Una progressiva estensione del concetto di luogo abituale di lavoro nella giurisprudenza e nella evoluzione legislativa della Unione Europea ha portato alla conseguente possibilità di instaurare una causa di lavoro intrapresa contro un soggetto extra UE innanzi ad organi giurisdizionali comunitari.

La conseguenza ed il vantaggio è ovviamente accedere a tutte quelle maggiori tutele che specie in alcuni paesi, quali ad esempio l’Italia, sono più estese e tutelanti per il lavoratore.

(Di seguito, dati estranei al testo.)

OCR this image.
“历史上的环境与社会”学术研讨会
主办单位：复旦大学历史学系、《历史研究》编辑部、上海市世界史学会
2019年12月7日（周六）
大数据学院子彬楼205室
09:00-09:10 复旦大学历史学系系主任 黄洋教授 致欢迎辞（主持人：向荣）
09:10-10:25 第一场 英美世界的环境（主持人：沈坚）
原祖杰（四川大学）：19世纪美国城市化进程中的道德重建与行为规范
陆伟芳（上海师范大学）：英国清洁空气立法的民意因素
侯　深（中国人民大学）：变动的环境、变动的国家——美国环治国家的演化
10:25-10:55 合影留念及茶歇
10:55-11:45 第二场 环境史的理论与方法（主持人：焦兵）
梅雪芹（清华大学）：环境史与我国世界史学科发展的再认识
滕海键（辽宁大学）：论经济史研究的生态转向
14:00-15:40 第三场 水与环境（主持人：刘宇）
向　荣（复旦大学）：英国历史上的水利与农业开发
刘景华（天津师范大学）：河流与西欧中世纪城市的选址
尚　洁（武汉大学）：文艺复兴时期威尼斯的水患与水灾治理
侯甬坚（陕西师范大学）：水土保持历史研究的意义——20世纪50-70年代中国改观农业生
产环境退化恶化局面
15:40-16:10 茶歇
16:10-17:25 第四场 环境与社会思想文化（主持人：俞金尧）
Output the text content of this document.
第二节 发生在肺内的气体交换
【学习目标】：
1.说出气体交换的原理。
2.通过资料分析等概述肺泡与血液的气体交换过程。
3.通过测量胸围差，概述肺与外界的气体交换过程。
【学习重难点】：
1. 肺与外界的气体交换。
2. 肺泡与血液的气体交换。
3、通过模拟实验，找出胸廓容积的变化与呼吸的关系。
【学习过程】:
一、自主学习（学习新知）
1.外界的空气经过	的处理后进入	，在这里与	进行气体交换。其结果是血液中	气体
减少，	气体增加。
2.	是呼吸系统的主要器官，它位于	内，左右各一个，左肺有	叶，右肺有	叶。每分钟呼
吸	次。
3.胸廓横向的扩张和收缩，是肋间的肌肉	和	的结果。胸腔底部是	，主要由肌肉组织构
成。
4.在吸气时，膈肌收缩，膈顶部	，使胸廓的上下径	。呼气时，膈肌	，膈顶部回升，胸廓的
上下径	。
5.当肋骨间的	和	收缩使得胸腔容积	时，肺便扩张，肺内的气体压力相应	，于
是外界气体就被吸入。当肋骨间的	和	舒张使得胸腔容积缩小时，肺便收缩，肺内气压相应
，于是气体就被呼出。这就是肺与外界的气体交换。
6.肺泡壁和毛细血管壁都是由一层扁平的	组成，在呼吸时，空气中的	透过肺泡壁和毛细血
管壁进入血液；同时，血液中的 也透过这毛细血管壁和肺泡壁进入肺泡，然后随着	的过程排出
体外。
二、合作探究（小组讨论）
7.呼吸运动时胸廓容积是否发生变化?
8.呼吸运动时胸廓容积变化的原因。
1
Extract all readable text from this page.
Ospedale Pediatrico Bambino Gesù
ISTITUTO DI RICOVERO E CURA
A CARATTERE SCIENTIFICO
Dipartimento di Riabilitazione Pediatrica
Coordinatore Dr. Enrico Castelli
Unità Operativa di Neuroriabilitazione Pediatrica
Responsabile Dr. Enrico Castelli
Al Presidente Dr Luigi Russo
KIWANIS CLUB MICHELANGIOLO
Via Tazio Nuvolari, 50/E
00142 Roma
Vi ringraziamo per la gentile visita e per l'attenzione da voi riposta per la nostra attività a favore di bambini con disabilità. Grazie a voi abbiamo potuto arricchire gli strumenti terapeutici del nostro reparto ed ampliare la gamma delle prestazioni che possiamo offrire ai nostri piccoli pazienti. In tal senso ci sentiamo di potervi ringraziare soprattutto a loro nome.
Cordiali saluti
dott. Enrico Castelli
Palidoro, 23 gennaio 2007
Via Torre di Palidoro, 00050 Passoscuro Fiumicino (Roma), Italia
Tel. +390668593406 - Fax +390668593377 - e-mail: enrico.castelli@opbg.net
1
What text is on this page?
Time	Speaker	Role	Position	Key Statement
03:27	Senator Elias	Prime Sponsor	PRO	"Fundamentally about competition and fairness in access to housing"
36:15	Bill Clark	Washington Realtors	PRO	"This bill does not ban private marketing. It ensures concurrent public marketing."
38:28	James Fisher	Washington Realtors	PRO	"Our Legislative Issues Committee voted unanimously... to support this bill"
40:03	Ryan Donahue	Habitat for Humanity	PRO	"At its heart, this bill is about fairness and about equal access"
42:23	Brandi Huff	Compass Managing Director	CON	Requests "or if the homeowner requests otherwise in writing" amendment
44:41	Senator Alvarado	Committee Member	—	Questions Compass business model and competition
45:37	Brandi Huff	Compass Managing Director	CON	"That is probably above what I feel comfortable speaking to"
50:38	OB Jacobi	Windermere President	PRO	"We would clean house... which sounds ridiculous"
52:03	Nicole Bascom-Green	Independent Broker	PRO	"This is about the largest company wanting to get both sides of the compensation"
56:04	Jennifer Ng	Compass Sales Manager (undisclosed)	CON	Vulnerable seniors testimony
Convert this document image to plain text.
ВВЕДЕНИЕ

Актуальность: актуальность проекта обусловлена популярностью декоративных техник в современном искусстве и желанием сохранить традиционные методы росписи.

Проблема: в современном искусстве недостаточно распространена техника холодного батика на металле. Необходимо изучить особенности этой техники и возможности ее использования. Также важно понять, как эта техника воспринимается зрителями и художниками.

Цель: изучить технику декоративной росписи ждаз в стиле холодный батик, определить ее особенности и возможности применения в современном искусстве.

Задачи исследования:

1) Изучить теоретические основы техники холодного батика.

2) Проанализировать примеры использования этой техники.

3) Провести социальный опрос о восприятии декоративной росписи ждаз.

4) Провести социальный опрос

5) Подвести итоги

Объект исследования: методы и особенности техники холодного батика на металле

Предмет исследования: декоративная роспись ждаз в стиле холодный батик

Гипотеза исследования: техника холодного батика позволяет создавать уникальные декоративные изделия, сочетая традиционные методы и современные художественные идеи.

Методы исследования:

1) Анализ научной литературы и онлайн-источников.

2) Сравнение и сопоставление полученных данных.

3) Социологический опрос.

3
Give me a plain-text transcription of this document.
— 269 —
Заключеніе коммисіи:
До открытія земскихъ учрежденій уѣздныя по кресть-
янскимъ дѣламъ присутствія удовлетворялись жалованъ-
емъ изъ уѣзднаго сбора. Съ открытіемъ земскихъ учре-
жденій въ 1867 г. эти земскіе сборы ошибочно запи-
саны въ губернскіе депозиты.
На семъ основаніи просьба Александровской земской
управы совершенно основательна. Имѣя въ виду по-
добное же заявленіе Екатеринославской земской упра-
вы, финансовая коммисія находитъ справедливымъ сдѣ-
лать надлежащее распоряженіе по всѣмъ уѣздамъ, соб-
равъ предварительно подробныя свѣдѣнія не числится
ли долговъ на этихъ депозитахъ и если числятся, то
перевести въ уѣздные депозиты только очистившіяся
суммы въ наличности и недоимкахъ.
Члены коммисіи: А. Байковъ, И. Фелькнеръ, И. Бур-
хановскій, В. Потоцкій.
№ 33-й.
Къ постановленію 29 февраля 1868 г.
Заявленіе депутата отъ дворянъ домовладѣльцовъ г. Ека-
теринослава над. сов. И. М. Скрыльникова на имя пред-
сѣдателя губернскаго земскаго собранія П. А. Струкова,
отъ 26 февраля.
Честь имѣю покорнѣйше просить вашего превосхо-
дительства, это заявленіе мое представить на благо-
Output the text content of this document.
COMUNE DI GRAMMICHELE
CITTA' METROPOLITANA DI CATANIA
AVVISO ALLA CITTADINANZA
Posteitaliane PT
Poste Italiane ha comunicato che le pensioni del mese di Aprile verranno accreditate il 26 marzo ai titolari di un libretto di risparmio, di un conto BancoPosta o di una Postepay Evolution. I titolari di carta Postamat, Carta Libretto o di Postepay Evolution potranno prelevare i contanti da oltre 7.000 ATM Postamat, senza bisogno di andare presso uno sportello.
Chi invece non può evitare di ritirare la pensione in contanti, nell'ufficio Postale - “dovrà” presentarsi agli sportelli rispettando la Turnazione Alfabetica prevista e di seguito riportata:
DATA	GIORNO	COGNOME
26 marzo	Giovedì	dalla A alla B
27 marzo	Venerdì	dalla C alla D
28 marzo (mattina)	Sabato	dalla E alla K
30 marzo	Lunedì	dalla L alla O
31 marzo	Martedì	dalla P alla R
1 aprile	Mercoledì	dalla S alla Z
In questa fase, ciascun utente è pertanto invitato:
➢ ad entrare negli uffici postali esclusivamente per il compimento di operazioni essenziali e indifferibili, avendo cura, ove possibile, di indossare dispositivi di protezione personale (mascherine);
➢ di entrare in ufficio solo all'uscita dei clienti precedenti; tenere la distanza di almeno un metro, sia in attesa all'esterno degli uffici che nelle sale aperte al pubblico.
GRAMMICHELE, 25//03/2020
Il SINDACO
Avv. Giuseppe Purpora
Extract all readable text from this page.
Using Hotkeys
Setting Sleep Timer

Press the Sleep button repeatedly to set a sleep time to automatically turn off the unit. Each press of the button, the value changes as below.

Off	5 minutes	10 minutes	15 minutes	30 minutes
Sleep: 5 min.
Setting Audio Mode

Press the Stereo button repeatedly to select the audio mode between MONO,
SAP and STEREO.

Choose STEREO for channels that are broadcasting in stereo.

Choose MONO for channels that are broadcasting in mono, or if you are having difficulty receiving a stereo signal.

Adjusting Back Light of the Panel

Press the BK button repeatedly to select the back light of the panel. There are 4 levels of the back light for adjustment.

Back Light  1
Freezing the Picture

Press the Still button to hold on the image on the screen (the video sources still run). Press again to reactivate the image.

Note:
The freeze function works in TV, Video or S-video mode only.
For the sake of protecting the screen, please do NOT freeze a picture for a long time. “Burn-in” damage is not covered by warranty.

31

La giurisprudenza della Corte di Giustizia europea è arrivata su questa via a consentire addirittura l’inizio di una causa nei confronti di un Consolato straniero extra Ue ( Caso MAHAMADIA-Repubblica Algerina), laddove si è ritenuto che la rappresentanza diplomatica fosse da qualificare come una succursale, ossia ” come un centro operativo che si manifesti in modo duraturo verso l’esterno come una estensione di una casa madre; tale centro deve essere provvisto di direzione e attrezzato in modo da poter trattare affari con terzi, di guisa che questi sono dispensati di rivolgersi direttamente alla casa madre (vedi sentenza 18 marzo 1981, Blanckaert & Willems)”.

L’interpretazione estensiva ha infine avuto un riconoscimento regolamentare all’ art. 21 del Regolamento CE n.1215 del 2012 che ampliando la previsione dell’ art 18 del Regolamento 44 del 2001 (“qualora un lavoratore concluda un contratto di lavoro con un datore di lavoro che non sia domiciliato in uno Stato membro, ma possieda una succursale, un’agenzia o qualsiasi altra sede di attività in uno stato membro, il datore di lavoro è considerato, per le controversie di lavoro relative al loro esercizio, come avente domicilio nel territorio di quest’ultimo stato”) ha espressamente previsto all’art. 21 . 2 che il datore di lavoro non domiciliato in uno Stato membro può essere convenuto davanti a una autorità giurisdizionale di uno Stato membro ai sensi del paragrafo 1, lett. B del medesimo art. 21 ossia

1) davanti all’autorità giurisdizionale del luogo in cui o da cui il lavoratore svolge abitualmente la propria attività o a quello dell’ultimo luogo in cui o da cui la svolgeva abitualmente o

2) Qualora un lavoratore non svolga, o non abbia svolto abitualmente la propria attività in un solo paese, davanti all’autorità giurisdizionale del luogo in cui è o era situata la sede dell’attività presso la quale è stato assunto.

In conclusione il lavoratore italiano potrà intraprendere la causa di lavoro in Italia qualora abbia ivi svolto abitualmente la propria attività, o se abbia svolto attività in diversi paesi davati al Giudice del luogo ove era situata la sede dell’attività.

In concreto, in presenza di questi requisiti, può agire in Italia contro un datore di lavoro straniero sia comunitario che extra-comunitario.